Hi Kim;
High chlorine levels didn't 'fry' the seal -- it's ceramic and machined carbon, and neither of those materials are much affected by chlorine. So, your repair guys are playing the CYA -- Cover Your A%% -- game, at least to some degree ("It wasn't us; we didn't put that seal in wrong; it's that pool guy over behind the tree!").
So to start, your pool guy didn't cause the seal to fail. That lands right on the heads of your repair guys (which is why they are doing the CYA dance) -- it may have been a defective seal (which they couldn't have predicted) or it may have been a defective repair (it's quite easy to damage seals when installing them -- they are very fragile)

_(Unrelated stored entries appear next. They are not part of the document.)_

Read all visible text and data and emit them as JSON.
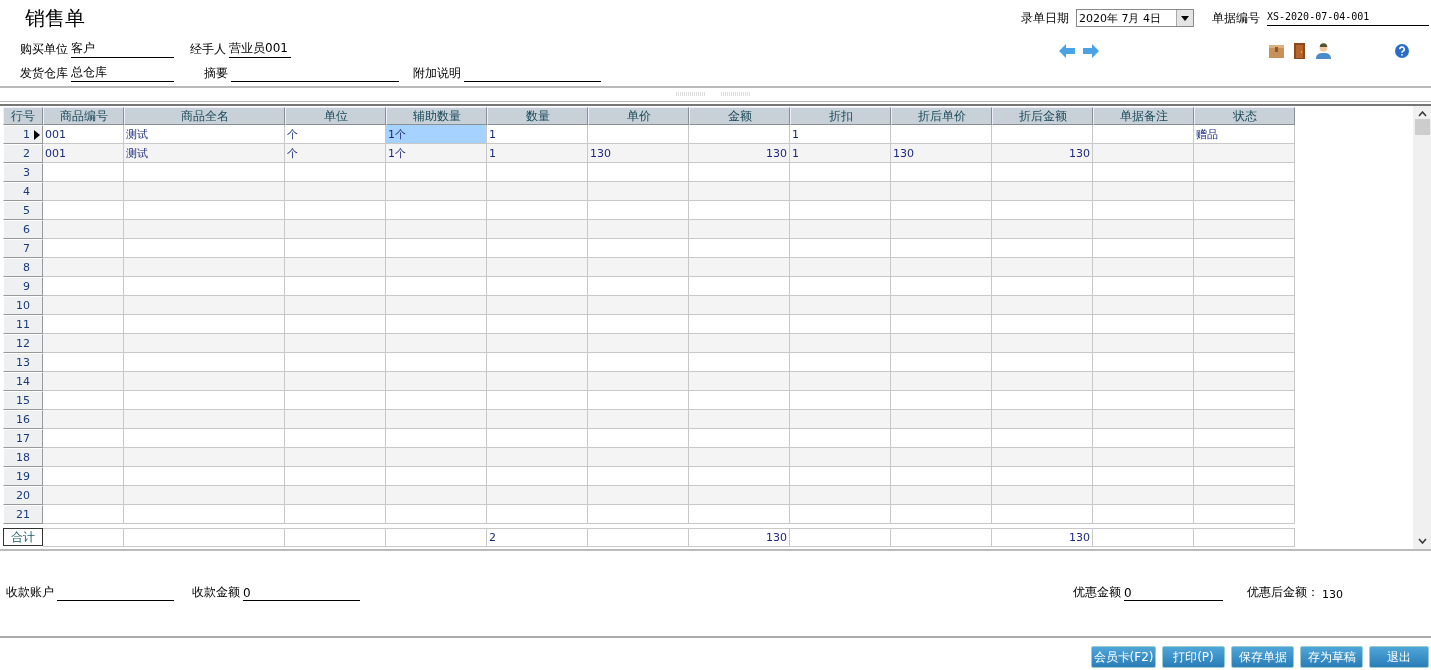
{
  "title": "销售单",
  "header_fields": [
    {
      "label": "购买单位",
      "value": "客户"
    },
    {
      "label": "经手人",
      "value": "营业员001"
    },
    {
      "label": "发货仓库",
      "value": "总仓库"
    },
    {
      "label": "摘要"
    },
    {
      "label": "附加说明"
    }
  ],
  "date": {
    "label": "录单日期",
    "value": "2020年  7月  4日"
  },
  "doc_number": {
    "label": "单据编号",
    "value": "XS-2020-07-04-001"
  },
  "columns": [
    {
      "label": "行号"
    },
    {
      "label": "商品编号",
      "kind": "text"
    },
    {
      "label": "商品全名",
      "kind": "text"
    },
    {
      "label": "单位",
      "kind": "text"
    },
    {
      "label": "辅助数量",
      "kind": "text"
    },
    {
      "label": "数量",
      "kind": "text"
    },
    {
      "label": "单价",
      "kind": "text"
    },
    {
      "label": "金额",
      "kind": "amount"
    },
    {
      "label": "折扣",
      "kind": "text"
    },
    {
      "label": "折后单价",
      "kind": "text"
    },
    {
      "label": "折后金额",
      "kind": "amount"
    },
    {
      "label": "单据备注",
      "kind": "text"
    },
    {
      "label": "状态",
      "kind": "text"
    }
  ],
  "rows": [
    {
      "no": "1",
      "current": true,
      "cells": [
        {
          "text": "001",
          "selected": false
        },
        {
          "text": "测试",
          "selected": false
        },
        {
          "text": "个",
          "selected": false
        },
        {
          "text": "1个",
          "selected": true
        },
        {
          "text": "1",
          "selected": false
        },
        {
          "selected": false
        },
        {
          "selected": false
        },
        {
          "text": "1",
          "selected": false
        },
        {
          "selected": false
        },
        {
          "selected": false
        },
        {
          "selected": false
        },
        {
          "text": "赠品",
          "selected": false
        }
      ]
    },
    {
      "no": "2",
      "current": false,
      "cells": [
        {
          "text": "001",
          "selected": false
        },
        {
          "text": "测试",
          "selected": false
        },
        {
          "text": "个",
          "selected": false
        },
        {
          "text": "1个",
          "selected": false
        },
        {
          "text": "1",
          "selected": false
        },
        {
          "text": "130",
          "selected": false
        },
        {
          "text": "130",
          "selected": false
        },
        {
          "text": "1",
          "selected": false
        },
        {
          "text": "130",
          "selected": false
        },
        {
          "text": "130",
          "selected": false
        },
        {
          "selected": false
        },
        {
          "selected": false
        }
      ]
    },
    {
      "no": "3",
      "current": false
    },
    {
      "no": "4",
      "current": false
    },
    {
      "no": "5",
      "current": false
    },
    {
      "no": "6",
      "current": false
    },
    {
      "no": "7",
      "current": false
    },
    {
      "no": "8",
      "current": false
    },
    {
      "no": "9",
      "current": false
    },
    {
      "no": "10",
      "current": false
    },
    {
      "no": "11",
      "current": false
    },
    {
      "no": "12",
      "current": false
    },
    {
      "no": "13",
      "current": false
    },
    {
      "no": "14",
      "current": false
    },
    {
      "no": "15",
      "current": false
    },
    {
      "no": "16",
      "current": false
    },
    {
      "no": "17",
      "current": false
    },
    {
      "no": "18",
      "current": false
    },
    {
      "no": "19",
      "current": false
    },
    {
      "no": "20",
      "current": false
    },
    {
      "no": "21",
      "current": false
    }
  ],
  "totals": {
    "label": "合计",
    "cells": [
      {
        "kind": "blank"
      },
      {
        "kind": "blank"
      },
      {
        "kind": "blank"
      },
      {
        "kind": "blank"
      },
      {
        "kind": "value",
        "text": "2"
      },
      {
        "kind": "blank"
      },
      {
        "kind": "value",
        "text": "130"
      },
      {
        "kind": "blank"
      },
      {
        "kind": "blank"
      },
      {
        "kind": "value",
        "text": "130"
      },
      {
        "kind": "blank"
      },
      {
        "kind": "blank"
      }
    ]
  },
  "footer_fields": [
    {
      "label": "收款账户"
    },
    {
      "label": "收款金额",
      "value": "0"
    },
    {
      "label": "优惠金额",
      "value": "0"
    }
  ],
  "after_discount": {
    "label": "优惠后金额：",
    "value": "130"
  },
  "buttons": [
    "会员卡(F2)",
    "打印(P)",
    "保存单据",
    "存为草稿",
    "退出"
  ]
}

Also, it's unusual for a bad seal to take down a motor. Those motors are MADE to run outdoors, in the rain. Water running UNDER the motor, from a leaking seal, surely won't HELP the motor, but it wouldn't ordinarily kill it, either. I'm not sure what happened in your case, to cause an "extreme build up of chlorine salts and corrosion under the pump".
As to the question, should your pool guy have noticed? Probably.
Is he RESPONSIBLE for not noticing? I dunno -- what's in the service agreement? We have a steady trickle of pool service guys here who barely know which end of the vacuum pole to grab. They may be able to keep the pool clean, and the chemicals adjusted (following the recipe they got somewhere) but that's about the limit of their knowledge. For obvious reasons, those that know a lot more, tend to be more expensive. It sounds like your guy who "seemed a bit confused about it", was one of those inexpensive service guys who knows just enough to get by.
My best guess? You're stuck.
I'd put my money on the fault being your repair guys . . . but I can't prove it. If it's been less than a year, I'd sure try to stick them with the rebuild + seal, and ask for the replacement motor at their cost.